Provider-level prompt caching: OpenAI's automatic prefix matching and Anthropic's explicit cache_control both reuse the same KV-cache technique server-side, letting you pay storage instead of recomputation

Provider Differences

Provider	Approach	Minimum Tokens
OpenAI	Automatic prefix matching	1,024
Anthropic	Explicit `cache_control` markers	1,024

This is why reusing prompts with long system instructions or few-shot examples is so cost-effective — you’re not paying for the KV computation twice.

Part 6: Pseudocode Implementation

Here’s simplified Python pseudocode showing how KV-caching works in practice:

class AttentionWithKVCache:
    """Self-attention with KV-cache for efficient generation."""

    def forward(self, x, past_kv=None):
        """
        Args:
            x: Input for NEW tokens only [batch, new_seq, d_model]
            past_kv: Cached (K, V) from previous steps, or None

        Returns:
            output: Attention output
            present_kv: Updated cache including current step's K, V
        """
        # 1. Project NEW tokens to Q, K, V
        q = self.W_q(x)      # Query for new token
        k_new = self.W_k(x)  # Key for new token
        v_new = self.W_v(x)  # Value for new token

        # 2. KV-CACHE LOGIC: Concatenate with past K, V
        if past_kv is not None:
            past_k, past_v = past_kv
            k = torch.cat([past_k, k_new], dim=1)  # Append to cache
            v = torch.cat([past_v, v_new], dim=1)
        else:
            # First step: no cache yet
            k, v = k_new, v_new

        # 3. Compute attention with FULL keys/values (cached + new)
        scores = (q @ k.T) / sqrt(d)  # Q @ K^T / √d
        attn_weights = softmax(scores)
        output = attn_weights @ v

        # 4. Return updated cache for next step
        return output, (k, v)


def generate_with_cache(model, prompt_ids, max_new_tokens=10):
    """Autoregressive generation using KV-cache."""
    kv_cache = None  # Start with empty cache
    generated = prompt_ids.clone()

    for _ in range(max_new_tokens):
        # Only process the LAST token (or full prompt on first step)
        input_ids = generated[:, -1:] if kv_cache is not None else generated

        logits, kv_cache = model(input_ids, past_kv=kv_cache)
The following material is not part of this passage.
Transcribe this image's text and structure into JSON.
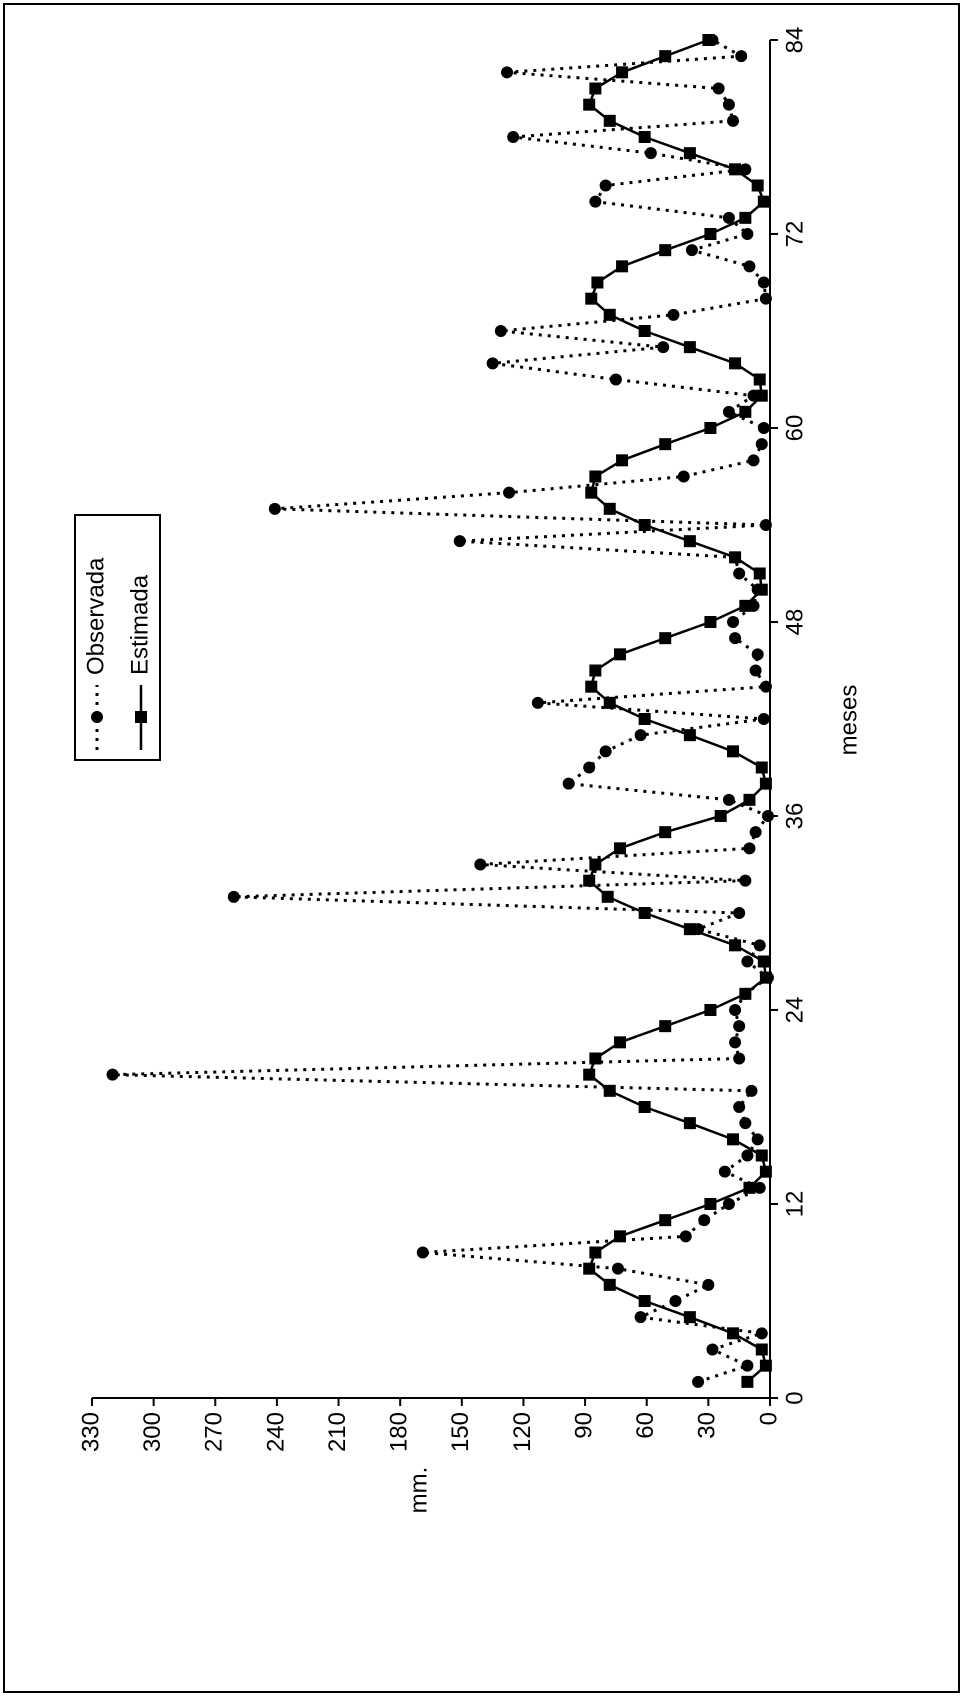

        next_token = logits.argmax(dim=-1)
        generated = torch.cat([generated, next_token], dim=1)

    return generated


def generate_naive(model, prompt_ids, max_new_tokens=10):
    """Naive generation WITHOUT cache — reprocesses entire sequence each step."""
    generated = prompt_ids.clone()

    for _ in range(max_new_tokens):
        # Re-process ENTIRE sequence every time! O(n²) complexity
        logits, _ = model(generated, past_kv=None)
        next_token = logits[:, -1:].argmax(dim=-1)
        generated = torch.cat([generated, next_token], dim=1)

    return generated

Key insight in the code:

generate_with_cache: Each step processes only 1 token → O(n) total
generate_naive: Each step reprocesses the entire sequence → O(n²) total

Summary

KV-caching is the technique of storing Key and Value matrices from previously processed tokens, allowing transformers to generate text in O(n) time instead of O(n²).
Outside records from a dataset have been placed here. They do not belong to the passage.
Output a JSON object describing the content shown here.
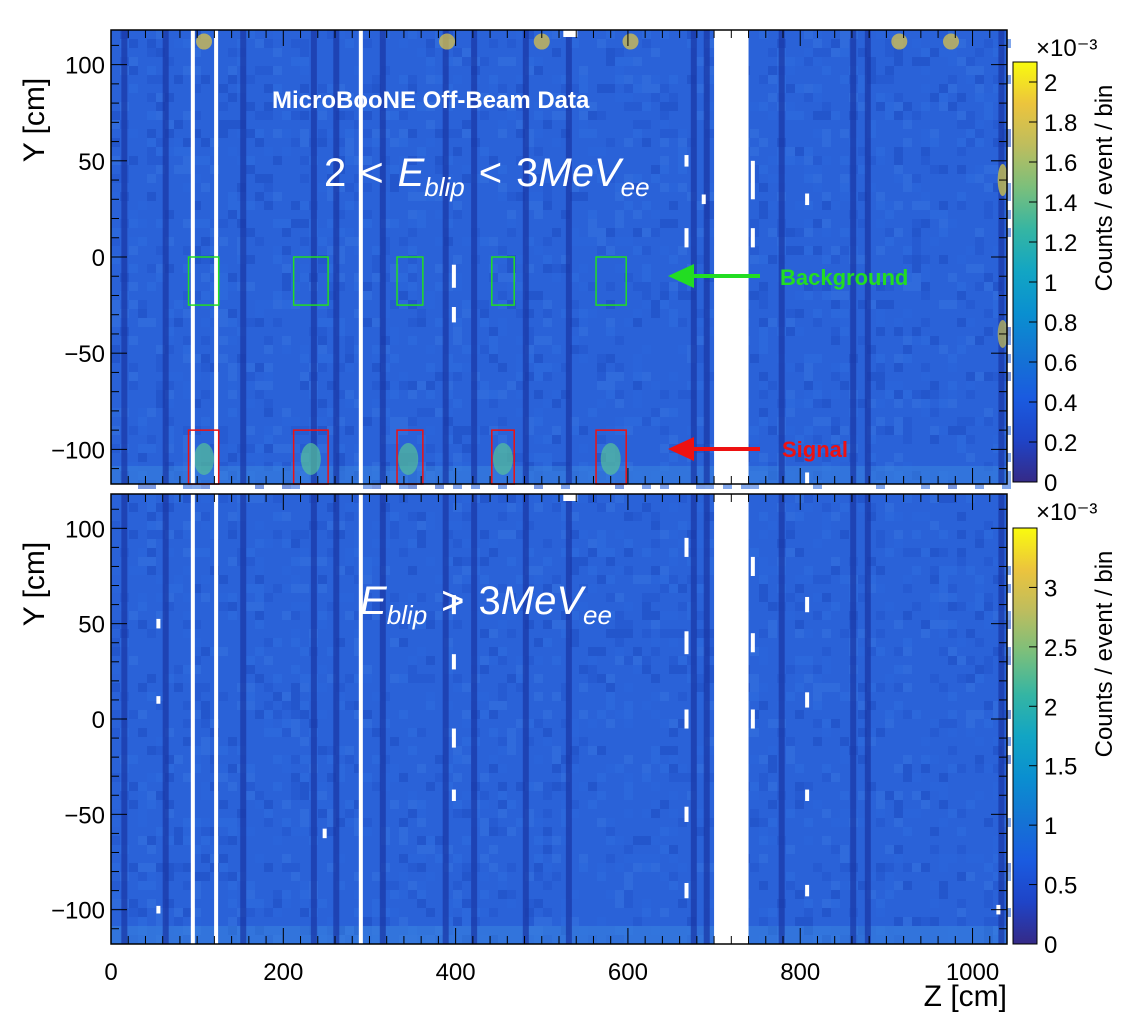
{
  "chart_data": [
    {
      "type": "heatmap",
      "panel": "top",
      "title": "MicroBooNE Off-Beam Data",
      "energy_cut": {
        "lower": "2",
        "lt1": "<",
        "var_main": "E",
        "var_sub": "blip",
        "lt2": "<",
        "upper": "3",
        "unit_main": "MeV",
        "unit_sub": "ee"
      },
      "xlabel": "",
      "ylabel": "Y [cm]",
      "xlim": [
        0,
        1040
      ],
      "ylim": [
        -118,
        118
      ],
      "y_ticks": [
        "100",
        "50",
        "0",
        "−50",
        "−100"
      ],
      "y_tick_values": [
        100,
        50,
        0,
        -50,
        -100
      ],
      "colorbar": {
        "title": "Counts / event / bin",
        "exponent": "×10⁻³",
        "range": [
          0,
          2.1
        ],
        "tick_labels": [
          "0",
          "0.2",
          "0.4",
          "0.6",
          "0.8",
          "1",
          "1.2",
          "1.4",
          "1.6",
          "1.8",
          "2"
        ],
        "tick_values": [
          0,
          0.2,
          0.4,
          0.6,
          0.8,
          1.0,
          1.2,
          1.4,
          1.6,
          1.8,
          2.0
        ]
      },
      "dead_wire_bands_z": [
        95,
        122,
        290,
        700,
        740
      ],
      "boxes": {
        "background": {
          "label": "Background",
          "y_range": [
            -25,
            0
          ],
          "z_ranges": [
            [
              90,
              125
            ],
            [
              212,
              252
            ],
            [
              332,
              362
            ],
            [
              442,
              468
            ],
            [
              563,
              598
            ]
          ]
        },
        "signal": {
          "label": "Signal",
          "y_range": [
            -118,
            -90
          ],
          "z_ranges": [
            [
              90,
              125
            ],
            [
              212,
              252
            ],
            [
              332,
              362
            ],
            [
              442,
              468
            ],
            [
              563,
              598
            ]
          ]
        }
      }
    },
    {
      "type": "heatmap",
      "panel": "bottom",
      "energy_cut": {
        "var_main": "E",
        "var_sub": "blip",
        "gt": ">",
        "value": "3",
        "unit_main": "MeV",
        "unit_sub": "ee"
      },
      "xlabel": "Z [cm]",
      "ylabel": "Y [cm]",
      "xlim": [
        0,
        1040
      ],
      "ylim": [
        -118,
        118
      ],
      "x_ticks": [
        "0",
        "200",
        "400",
        "600",
        "800",
        "1000"
      ],
      "x_tick_values": [
        0,
        200,
        400,
        600,
        800,
        1000
      ],
      "y_ticks": [
        "100",
        "50",
        "0",
        "−50",
        "−100"
      ],
      "y_tick_values": [
        100,
        50,
        0,
        -50,
        -100
      ],
      "colorbar": {
        "title": "Counts / event / bin",
        "exponent": "×10⁻³",
        "range": [
          0,
          3.5
        ],
        "tick_labels": [
          "0",
          "0.5",
          "1",
          "1.5",
          "2",
          "2.5",
          "3"
        ],
        "tick_values": [
          0,
          0.5,
          1.0,
          1.5,
          2.0,
          2.5,
          3.0
        ]
      },
      "dead_wire_bands_z": [
        95,
        122,
        290,
        700,
        740
      ]
    }
  ],
  "colors": {
    "background_box": "#22dd22",
    "signal_box": "#ee1111",
    "base_fill": "#2a62d8"
  }
}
Without caching: Recompute K,V for all tokens at every step
With caching: Only compute K,V for the new token, reuse the rest
Trade-off: Higher memory usage for dramatically faster generation

If you’d rather see the visuals from this post interactively — zoom in, pan around, look at them side by side — they all live on this dim0 board.

This optimization is essential for making large language models practical for real-time applications, and it’s the same principle behind the cost savings you get from provider prompt caching APIs.